# 1st Saltwater Dive



## UgaFish2011 (Jun 15, 2008)

Hey guys, new to the forum although ive been reading it for years. I just got my open water cert. this spring and im looking to make my first saltwater dive when i come down for a week in july. Had a few questions for ya to clear some things up. First, im looking to rent some equipment and go out on a charter dive boat. Does the same business usualy rent equipment and run the charter or are they usually seperate companies? Is it necessary to reserve a spot a few weeks in advance or can i just walk on? Since i only have my basic open water certification is this going to limit the boats that i can make a trip with/ will the captian choose dive spots that are best suitable for me? Ill be diving with my dad who has his c-card but no log book. Is it required by most captains to be able to show an active log book? Sorry for so many questions just looking forward to this trip. 

Thanks 

Andy


----------



## naclh2oDave (Apr 8, 2008)

The Scuba shack has its own boat. I have dove with them several times and always enjoy it. I think you are only required a specific amount of logged dives if you want to dive the oriskany. They have everything you need to rent. The name of the boat is "The wet dream". I highly recommend them.

http://www.scubashackpensacola.com/sdm.asp


----------



## Evensplit (Oct 2, 2007)

All of the shops in town offer equipment rentals and can help you get booked on a trip. As a new diver, you'll want to do an "inshore" trip on one of the shallower sites. Logbooks for most of these trips isn't really an issue. Check around with the shops and find one you like that can meet your needs. Many of the Captains will run for any of the shops in town. The shop will be able to answer all of your questions and help you get in touch with the Captain if you'd like to discuss things with him/her.

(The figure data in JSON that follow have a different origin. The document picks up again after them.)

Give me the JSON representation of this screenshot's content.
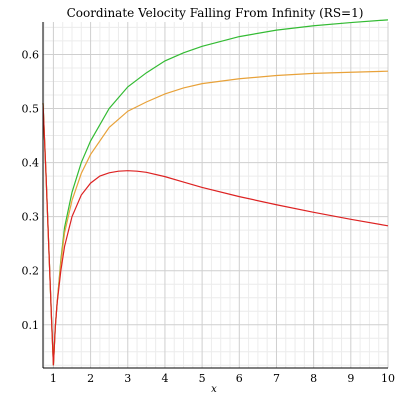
{
  "chart_data": {
    "type": "line",
    "title": "Coordinate Velocity Falling From Infinity (RS=1)",
    "xlabel": "x",
    "ylabel": "",
    "xlim": [
      0.72,
      10
    ],
    "ylim": [
      0.02,
      0.66
    ],
    "xticks": [
      1,
      2,
      3,
      4,
      5,
      6,
      7,
      8,
      9,
      10
    ],
    "yticks": [
      0.1,
      0.2,
      0.3,
      0.4,
      0.5,
      0.6
    ],
    "grid": true,
    "series": [
      {
        "color": "#33bb33",
        "x": [
          0.72,
          0.8,
          0.9,
          0.95,
          1.0,
          1.05,
          1.1,
          1.2,
          1.3,
          1.5,
          1.75,
          2.0,
          2.5,
          3.0,
          3.5,
          4.0,
          4.5,
          5.0,
          6.0,
          7.0,
          8.0,
          9.0,
          10.0
        ],
        "y": [
          0.51,
          0.38,
          0.2,
          0.11,
          0.025,
          0.095,
          0.14,
          0.22,
          0.28,
          0.345,
          0.4,
          0.44,
          0.5,
          0.54,
          0.566,
          0.588,
          0.603,
          0.615,
          0.633,
          0.645,
          0.653,
          0.659,
          0.664
        ]
      },
      {
        "color": "#e8a23a",
        "x": [
          0.72,
          0.8,
          0.9,
          0.95,
          1.0,
          1.05,
          1.1,
          1.2,
          1.3,
          1.5,
          1.75,
          2.0,
          2.5,
          3.0,
          3.5,
          4.0,
          4.5,
          5.0,
          6.0,
          7.0,
          8.0,
          9.0,
          10.0
        ],
        "y": [
          0.51,
          0.38,
          0.2,
          0.11,
          0.025,
          0.095,
          0.14,
          0.215,
          0.27,
          0.33,
          0.38,
          0.415,
          0.465,
          0.495,
          0.512,
          0.527,
          0.538,
          0.546,
          0.555,
          0.561,
          0.565,
          0.567,
          0.569
        ]
      },
      {
        "color": "#dd2222",
        "x": [
          0.72,
          0.8,
          0.9,
          0.95,
          1.0,
          1.05,
          1.1,
          1.2,
          1.3,
          1.5,
          1.75,
          2.0,
          2.25,
          2.5,
          2.75,
          3.0,
          3.25,
          3.5,
          4.0,
          4.5,
          5.0,
          6.0,
          7.0,
          8.0,
          9.0,
          10.0
        ],
        "y": [
          0.51,
          0.38,
          0.2,
          0.11,
          0.025,
          0.095,
          0.14,
          0.2,
          0.245,
          0.3,
          0.34,
          0.362,
          0.375,
          0.381,
          0.384,
          0.385,
          0.384,
          0.382,
          0.374,
          0.364,
          0.354,
          0.337,
          0.322,
          0.308,
          0.295,
          0.283
        ]
      }
    ]
  }
}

I do have to say that I'm partial to MBT becauseMBT paysmy rent :bowdown

You can give us a call at 455-7702

Jim


----------



## UgaFish2011 (Jun 15, 2008)

ok cool thanks for the info. cant wait to get down there and get in the water.


----------



## Clay-Doh (Oct 2, 2007)

Welcome Uga!

There are a number of good dive charterscaptains around. One of my best friends happens to run a dive charter, Due South Custom Charters, and he is on the forum as DKdiver, and he books alot thru MBT, (850) 455-7702. And since he is one of my good friends, and happened to be my instructor, and I happen to deck hand for him, you can guess who I would recomend!

And MBT is my favorite shop, cuz I am friends with most the people there, and dive with some of em. But more importantly, they put up with ME, which is asking a lot! They are a really good shop, have all the rental gear and tanks ya need too.

You should have a great trip when you get down here..lot of good places to dive! If you wanna see video of some of the sites, check out the link in my signature below to our website, Team Chunky Love.

Good luck, and keep us posted!


----------



## FelixH (Sep 28, 2007)

I've been out with Capt. Kevin of holy Spear-It Charters, Capt. Dalton of Due South Custom Charters, and Capt. Doug of the charter boat H2OBelow (what is it?? Two Wire Charters? Three Wire Charters? Sorry, can't remember at the moment).

I highly recommend Any of these guys. I believe the H2O below primarily does Oriskany trips. The other two will pretty much go anywhere you want to go, including the "O".

Get with MBT and let them know what kind of diving you want to do. They'll guide you to the charter that will best suit your needs and your schedule.


----------